3 GÜNDE AYDINLATILDI
Cinayet Masası’nın ilk kadın sorgucularından olan Yeşim Hıdıroğlu Aytepe, cinayet dosyasının üç gün gibi kısa bir sürede çözüldüğünü belirtti: “Gündemi sarsan bir olaydı. Hırsızlık amaçlı bir saldırı olduğunu değerlendirdik. Yabancı uyruklu olmaları nedeniyle hızlıca yurt dışına kaçacaklarını öngördük. Bu yüzden ekiplerimiz gece gündüz çalıştı. Üç gün içinde failleri tespit edip yakaladık.”
"AMACIMIZ HIRSIZLIKTI"
Tutuklanan şüpheliler İstanbul 7. Ağır Ceza Mahkemesi'nde yargılandı. Tercüman aracılığıyla beyanları sorulan tutuklu sanıklar, suç işleme kastlarının olmadığını, sadece hırsızlık yapmak için kimse olduğunu bilmeden eve gittiklerini belirterek, "Bizim amacımız oradaki kişileri öldürmek değildi. Onlara hiçbir eziyet etmedik, vurmadık. Mütalaayı kabul etmiyorum. Eylemlerimizin hırsızlık kapsamında değerlendirilmesi gerekir." dedi.
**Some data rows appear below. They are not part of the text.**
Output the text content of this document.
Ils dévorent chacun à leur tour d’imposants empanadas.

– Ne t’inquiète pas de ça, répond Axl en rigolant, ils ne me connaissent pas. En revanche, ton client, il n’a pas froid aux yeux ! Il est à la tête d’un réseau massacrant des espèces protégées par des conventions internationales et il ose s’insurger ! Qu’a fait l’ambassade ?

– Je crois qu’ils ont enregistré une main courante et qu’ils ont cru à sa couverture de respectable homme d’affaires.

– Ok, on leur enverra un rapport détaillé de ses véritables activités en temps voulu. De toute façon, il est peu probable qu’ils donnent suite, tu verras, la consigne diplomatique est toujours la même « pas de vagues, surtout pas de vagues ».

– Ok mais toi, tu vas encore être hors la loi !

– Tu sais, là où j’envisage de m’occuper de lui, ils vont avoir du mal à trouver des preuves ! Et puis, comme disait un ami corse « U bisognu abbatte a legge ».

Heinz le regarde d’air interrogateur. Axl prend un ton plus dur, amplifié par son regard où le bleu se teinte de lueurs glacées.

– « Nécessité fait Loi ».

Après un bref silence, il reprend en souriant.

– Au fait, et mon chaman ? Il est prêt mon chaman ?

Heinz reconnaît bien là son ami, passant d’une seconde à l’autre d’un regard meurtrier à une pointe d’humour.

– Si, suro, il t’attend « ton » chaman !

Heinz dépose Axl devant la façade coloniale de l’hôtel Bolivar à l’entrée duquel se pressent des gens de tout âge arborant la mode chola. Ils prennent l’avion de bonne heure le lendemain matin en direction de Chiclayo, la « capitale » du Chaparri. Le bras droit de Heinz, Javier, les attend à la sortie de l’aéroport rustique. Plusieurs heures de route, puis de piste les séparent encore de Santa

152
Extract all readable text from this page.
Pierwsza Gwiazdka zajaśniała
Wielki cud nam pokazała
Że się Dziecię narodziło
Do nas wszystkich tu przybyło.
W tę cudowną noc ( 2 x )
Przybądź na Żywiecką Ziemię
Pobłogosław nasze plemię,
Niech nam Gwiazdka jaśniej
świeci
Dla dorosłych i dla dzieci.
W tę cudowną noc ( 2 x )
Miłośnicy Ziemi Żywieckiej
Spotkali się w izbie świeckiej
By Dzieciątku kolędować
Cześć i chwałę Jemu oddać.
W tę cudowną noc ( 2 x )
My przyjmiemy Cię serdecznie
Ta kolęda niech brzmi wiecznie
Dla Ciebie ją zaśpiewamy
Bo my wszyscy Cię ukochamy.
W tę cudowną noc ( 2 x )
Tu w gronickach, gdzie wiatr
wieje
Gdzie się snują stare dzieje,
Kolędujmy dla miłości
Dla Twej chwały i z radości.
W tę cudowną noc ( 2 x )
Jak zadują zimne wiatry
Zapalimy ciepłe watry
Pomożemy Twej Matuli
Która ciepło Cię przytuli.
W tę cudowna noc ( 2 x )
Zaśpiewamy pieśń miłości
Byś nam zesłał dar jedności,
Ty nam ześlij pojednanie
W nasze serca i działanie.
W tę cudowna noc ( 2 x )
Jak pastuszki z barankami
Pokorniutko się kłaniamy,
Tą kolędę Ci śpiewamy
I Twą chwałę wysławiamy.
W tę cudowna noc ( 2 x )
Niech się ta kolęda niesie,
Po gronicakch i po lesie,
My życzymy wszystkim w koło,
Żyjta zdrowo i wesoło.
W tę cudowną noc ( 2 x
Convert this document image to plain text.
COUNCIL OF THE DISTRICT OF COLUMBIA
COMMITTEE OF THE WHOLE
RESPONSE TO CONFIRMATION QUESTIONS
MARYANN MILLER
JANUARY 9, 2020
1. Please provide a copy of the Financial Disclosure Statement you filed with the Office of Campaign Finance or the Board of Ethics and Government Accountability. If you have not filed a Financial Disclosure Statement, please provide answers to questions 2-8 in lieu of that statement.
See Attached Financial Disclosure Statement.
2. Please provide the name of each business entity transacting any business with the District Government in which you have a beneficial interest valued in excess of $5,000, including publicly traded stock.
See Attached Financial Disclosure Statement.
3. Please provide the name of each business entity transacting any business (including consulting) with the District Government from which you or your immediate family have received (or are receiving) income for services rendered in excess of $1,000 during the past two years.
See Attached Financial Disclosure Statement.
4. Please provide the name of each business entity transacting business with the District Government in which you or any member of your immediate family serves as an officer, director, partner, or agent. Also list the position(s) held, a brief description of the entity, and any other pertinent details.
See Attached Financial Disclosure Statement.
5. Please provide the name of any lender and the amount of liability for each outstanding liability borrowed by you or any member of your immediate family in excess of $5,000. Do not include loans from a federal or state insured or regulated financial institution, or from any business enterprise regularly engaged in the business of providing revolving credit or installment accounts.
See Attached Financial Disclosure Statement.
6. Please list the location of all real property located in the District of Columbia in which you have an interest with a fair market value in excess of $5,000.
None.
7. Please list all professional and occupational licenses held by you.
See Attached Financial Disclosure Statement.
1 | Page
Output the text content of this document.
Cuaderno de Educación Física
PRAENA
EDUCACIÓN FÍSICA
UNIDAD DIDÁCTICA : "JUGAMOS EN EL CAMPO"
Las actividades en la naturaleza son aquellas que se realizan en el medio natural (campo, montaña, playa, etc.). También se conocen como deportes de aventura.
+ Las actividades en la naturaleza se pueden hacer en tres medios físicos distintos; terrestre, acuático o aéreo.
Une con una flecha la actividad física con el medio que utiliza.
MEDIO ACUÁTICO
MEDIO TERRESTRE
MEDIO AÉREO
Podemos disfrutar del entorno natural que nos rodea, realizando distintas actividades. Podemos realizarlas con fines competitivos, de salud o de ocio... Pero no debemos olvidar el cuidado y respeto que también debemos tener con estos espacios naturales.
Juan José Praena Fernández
Emekli cinayet uzmanı polis memuru Yeşim Hıdıroğlu Aytepe
CEZA YAĞDI
Davaya ilişkin kararını açıklayan mahkeme heyeti, tutuklu 3 sanık hakkında yaşlı adamı kasten öldürdükleri gerekçesiyle müebbet hapisle cezalandırırken, bu sanıkların müdahil yaralı yaşlı kadına yönelik, "kasten öldürmeye teşebbüs" suçundan 15 yıl, "silahlı yağma" suçundan 10 yıl ve "mala zarar vermek" suçundan da 3 ay 10 gün olmak üzere toplam 25 yıl 3 ay 10'ar gün hapis cezasına çarptırılmasına hükmetti.
Tutuklu sanıklarla ilgili "konut dokunulmazlığını ihlal" suçundan ise "yağma" suçu kapsamında değerlendirdiği için herhangi bir karar vermeye yer olmadığına hükmeden heyet, tutuksuz sanıklardan 3'ünün, "yağmaya yardım etmek", 6'sının ise "suçluyu kayırma, suç delillerini yok etme, gizleme veya değiştirme" suçlarından, inandırıcı ve kesin delil elde edilemediği gerekçesiyle beraatlerini kararlaştırdı.